Quiero creer que la ignorancia es vencible.
Es una suposición voluntarista la mía, bien intencionada, una muestra de generosidad homologable ante cualquier tribunal a cargo de resolver las cuitas del intelecto.
Pero la apelación a la credulidad en el fuero interno no es suficiente.
Hay que servirse de la mejor de las ayudas, que es la invocada luz del magisterio, patrocinadora de la más evocadora de las liberaciones, para penetrar la atmósfera inquietante del conjunto tenebroso.
Bartholomeus Spranger: Minerva vencedora de la ignorancia (1591).

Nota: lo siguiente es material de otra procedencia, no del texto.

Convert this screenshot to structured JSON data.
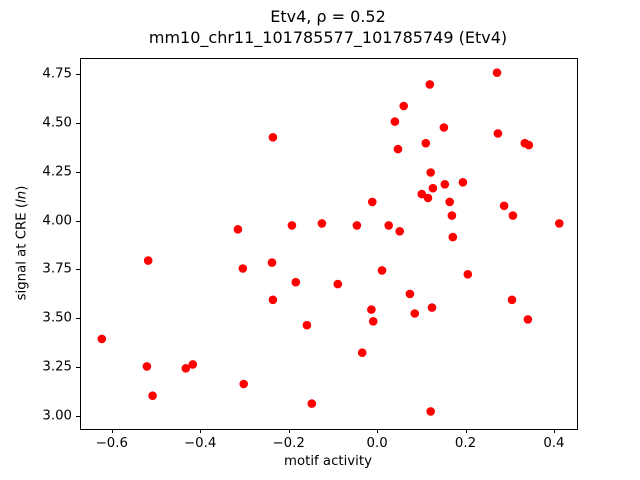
{
  "chart": {
    "title_line1": "Etv4, ρ = 0.52",
    "title_line2": "mm10_chr11_101785577_101785749 (Etv4)",
    "xlabel": "motif activity",
    "ylabel_prefix": "signal at CRE (",
    "ylabel_italic": "ln",
    "ylabel_suffix": ")"
  },
  "chart_data": {
    "type": "scatter",
    "title": "Etv4, ρ = 0.52\nmm10_chr11_101785577_101785749 (Etv4)",
    "xlabel": "motif activity",
    "ylabel": "signal at CRE (ln)",
    "marker_color": "#ff0000",
    "grid": false,
    "legend": "none",
    "xlim": [
      -0.672,
      0.45
    ],
    "ylim": [
      2.94,
      4.83
    ],
    "xticks": [
      -0.6,
      -0.4,
      -0.2,
      0.0,
      0.2,
      0.4
    ],
    "xtick_labels": [
      "−0.6",
      "−0.4",
      "−0.2",
      "0.0",
      "0.2",
      "0.4"
    ],
    "yticks": [
      3.0,
      3.25,
      3.5,
      3.75,
      4.0,
      4.25,
      4.5,
      4.75
    ],
    "ytick_labels": [
      "3.00",
      "3.25",
      "3.50",
      "3.75",
      "4.00",
      "4.25",
      "4.50",
      "4.75"
    ],
    "points": [
      [
        -0.625,
        3.4
      ],
      [
        -0.52,
        3.8
      ],
      [
        -0.523,
        3.26
      ],
      [
        -0.51,
        3.11
      ],
      [
        -0.435,
        3.25
      ],
      [
        -0.419,
        3.27
      ],
      [
        -0.317,
        3.96
      ],
      [
        -0.306,
        3.76
      ],
      [
        -0.304,
        3.17
      ],
      [
        -0.238,
        4.43
      ],
      [
        -0.24,
        3.79
      ],
      [
        -0.238,
        3.6
      ],
      [
        -0.195,
        3.98
      ],
      [
        -0.186,
        3.69
      ],
      [
        -0.161,
        3.47
      ],
      [
        -0.15,
        3.07
      ],
      [
        -0.127,
        3.99
      ],
      [
        -0.091,
        3.68
      ],
      [
        -0.048,
        3.98
      ],
      [
        -0.036,
        3.33
      ],
      [
        -0.013,
        4.1
      ],
      [
        -0.015,
        3.55
      ],
      [
        -0.011,
        3.49
      ],
      [
        0.009,
        3.75
      ],
      [
        0.024,
        3.98
      ],
      [
        0.038,
        4.51
      ],
      [
        0.045,
        4.37
      ],
      [
        0.049,
        3.95
      ],
      [
        0.058,
        4.59
      ],
      [
        0.072,
        3.63
      ],
      [
        0.083,
        3.53
      ],
      [
        0.099,
        4.14
      ],
      [
        0.113,
        4.12
      ],
      [
        0.117,
        4.7
      ],
      [
        0.108,
        4.4
      ],
      [
        0.119,
        4.25
      ],
      [
        0.124,
        4.17
      ],
      [
        0.122,
        3.56
      ],
      [
        0.119,
        3.03
      ],
      [
        0.149,
        4.48
      ],
      [
        0.151,
        4.19
      ],
      [
        0.162,
        4.1
      ],
      [
        0.167,
        4.03
      ],
      [
        0.169,
        3.92
      ],
      [
        0.192,
        4.2
      ],
      [
        0.203,
        3.73
      ],
      [
        0.269,
        4.76
      ],
      [
        0.271,
        4.45
      ],
      [
        0.285,
        4.08
      ],
      [
        0.305,
        4.03
      ],
      [
        0.303,
        3.6
      ],
      [
        0.332,
        4.4
      ],
      [
        0.341,
        4.39
      ],
      [
        0.339,
        3.5
      ],
      [
        0.41,
        3.99
      ]
    ]
  }
}
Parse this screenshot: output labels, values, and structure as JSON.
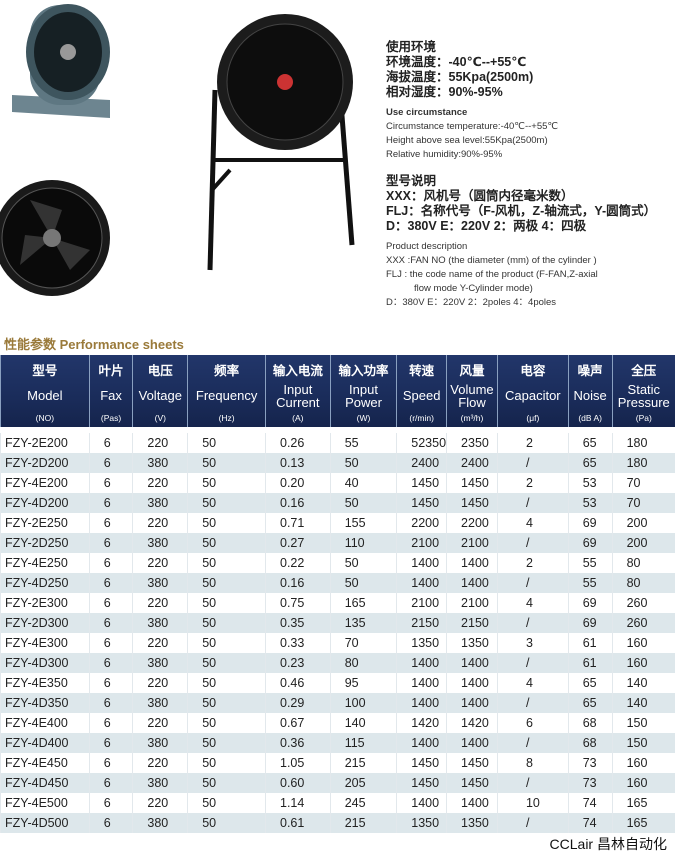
{
  "spec_cn": {
    "title": "使用环境",
    "temp": "环境温度：-40℃--+55℃",
    "alt": "海拔温度：55Kpa(2500m)",
    "hum": "相对湿度：90%-95%"
  },
  "spec_en": {
    "title": "Use circumstance",
    "temp": "Circumstance temperature:-40℃--+55℃",
    "alt": "Height above sea level:55Kpa(2500m)",
    "hum": "Relative humidity:90%-95%"
  },
  "model_cn": {
    "title": "型号说明",
    "xxx": "XXX：风机号（圆筒内径毫米数）",
    "flj": "FLJ：名称代号（F-风机，Z-轴流式，Y-圆筒式）",
    "d": "D：380V  E：220V  2：两极  4：四极"
  },
  "model_en": {
    "title": "Product description",
    "xxx": "XXX :FAN NO  (the diameter (mm) of the cylinder )",
    "flj": "FLJ : the code name of the product (F-FAN,Z-axial",
    "flj2": "flow mode Y-Cylinder mode)",
    "d": "D：380V  E：220V  2：2poles  4：4poles"
  },
  "section_title": "性能参数 Performance sheets",
  "columns": [
    {
      "cn": "型号",
      "en": "Model",
      "unit": "(NO)"
    },
    {
      "cn": "叶片",
      "en": "Fax",
      "unit": "(Pas)"
    },
    {
      "cn": "电压",
      "en": "Voltage",
      "unit": "(V)"
    },
    {
      "cn": "频率",
      "en": "Frequency",
      "unit": "(Hz)"
    },
    {
      "cn": "输入电流",
      "en": "Input Current",
      "unit": "(A)"
    },
    {
      "cn": "输入功率",
      "en": "Input Power",
      "unit": "(W)"
    },
    {
      "cn": "转速",
      "en": "Speed",
      "unit": "(r/min)"
    },
    {
      "cn": "风量",
      "en": "Volume Flow",
      "unit": "(m³/h)"
    },
    {
      "cn": "电容",
      "en": "Capacitor",
      "unit": "(μf)"
    },
    {
      "cn": "噪声",
      "en": "Noise",
      "unit": "(dB A)"
    },
    {
      "cn": "全压",
      "en": "Static Pressure",
      "unit": "(Pa)"
    }
  ],
  "rows": [
    [
      "FZY-2E200",
      "6",
      "220",
      "50",
      "0.26",
      "55",
      "52350",
      "2350",
      "2",
      "65",
      "180"
    ],
    [
      "FZY-2D200",
      "6",
      "380",
      "50",
      "0.13",
      "50",
      "2400",
      "2400",
      "/",
      "65",
      "180"
    ],
    [
      "FZY-4E200",
      "6",
      "220",
      "50",
      "0.20",
      "40",
      "1450",
      "1450",
      "2",
      "53",
      "70"
    ],
    [
      "FZY-4D200",
      "6",
      "380",
      "50",
      "0.16",
      "50",
      "1450",
      "1450",
      "/",
      "53",
      "70"
    ],
    [
      "FZY-2E250",
      "6",
      "220",
      "50",
      "0.71",
      "155",
      "2200",
      "2200",
      "4",
      "69",
      "200"
    ],
    [
      "FZY-2D250",
      "6",
      "380",
      "50",
      "0.27",
      "110",
      "2100",
      "2100",
      "/",
      "69",
      "200"
    ],
    [
      "FZY-4E250",
      "6",
      "220",
      "50",
      "0.22",
      "50",
      "1400",
      "1400",
      "2",
      "55",
      "80"
    ],
    [
      "FZY-4D250",
      "6",
      "380",
      "50",
      "0.16",
      "50",
      "1400",
      "1400",
      "/",
      "55",
      "80"
    ],
    [
      "FZY-2E300",
      "6",
      "220",
      "50",
      "0.75",
      "165",
      "2100",
      "2100",
      "4",
      "69",
      "260"
    ],
    [
      "FZY-2D300",
      "6",
      "380",
      "50",
      "0.35",
      "135",
      "2150",
      "2150",
      "/",
      "69",
      "260"
    ],
    [
      "FZY-4E300",
      "6",
      "220",
      "50",
      "0.33",
      "70",
      "1350",
      "1350",
      "3",
      "61",
      "160"
    ],
    [
      "FZY-4D300",
      "6",
      "380",
      "50",
      "0.23",
      "80",
      "1400",
      "1400",
      "/",
      "61",
      "160"
    ],
    [
      "FZY-4E350",
      "6",
      "220",
      "50",
      "0.46",
      "95",
      "1400",
      "1400",
      "4",
      "65",
      "140"
    ],
    [
      "FZY-4D350",
      "6",
      "380",
      "50",
      "0.29",
      "100",
      "1400",
      "1400",
      "/",
      "65",
      "140"
    ],
    [
      "FZY-4E400",
      "6",
      "220",
      "50",
      "0.67",
      "140",
      "1420",
      "1420",
      "6",
      "68",
      "150"
    ],
    [
      "FZY-4D400",
      "6",
      "380",
      "50",
      "0.36",
      "115",
      "1400",
      "1400",
      "/",
      "68",
      "150"
    ],
    [
      "FZY-4E450",
      "6",
      "220",
      "50",
      "1.05",
      "215",
      "1450",
      "1450",
      "8",
      "73",
      "160"
    ],
    [
      "FZY-4D450",
      "6",
      "380",
      "50",
      "0.60",
      "205",
      "1450",
      "1450",
      "/",
      "73",
      "160"
    ],
    [
      "FZY-4E500",
      "6",
      "220",
      "50",
      "1.14",
      "245",
      "1400",
      "1400",
      "10",
      "74",
      "165"
    ],
    [
      "FZY-4D500",
      "6",
      "380",
      "50",
      "0.61",
      "215",
      "1350",
      "1350",
      "/",
      "74",
      "165"
    ]
  ],
  "watermark_top": "CCLAIR",
  "watermark_bottom": "昌林自动化",
  "brand": "CCLair 昌林自动化"
}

La expresiva pugna tiene un sustrato artificioso.
Porque el conflicto es de intereses absolutamente dispares.
El recurso a la alegoría evidencia un proceso largo y arduo, compilado en sucesivas derrotas que cubren los periodos de tiempo en los que se añora la determinada actuación de Atenea sanadora. Es el lamento singular del aquejado por la epidemia de mal crónico.
Nunca faltan enfermos, arraigados a la dolencia, y siempre faltan curadores de buena estirpe, con el porte olímpico, fascinante, con la debida autoridad, sugestiva.
Concluye el dictamen facultativo que la ignorancia es un enemigo implacable hábilmente esquivo a la denuncia; quizá porque quien con ella carga, entre resignación y acomodo, ya ha aceptado servirla, aunque jamás aceptará reconocerlo allende la órbita de los cobros.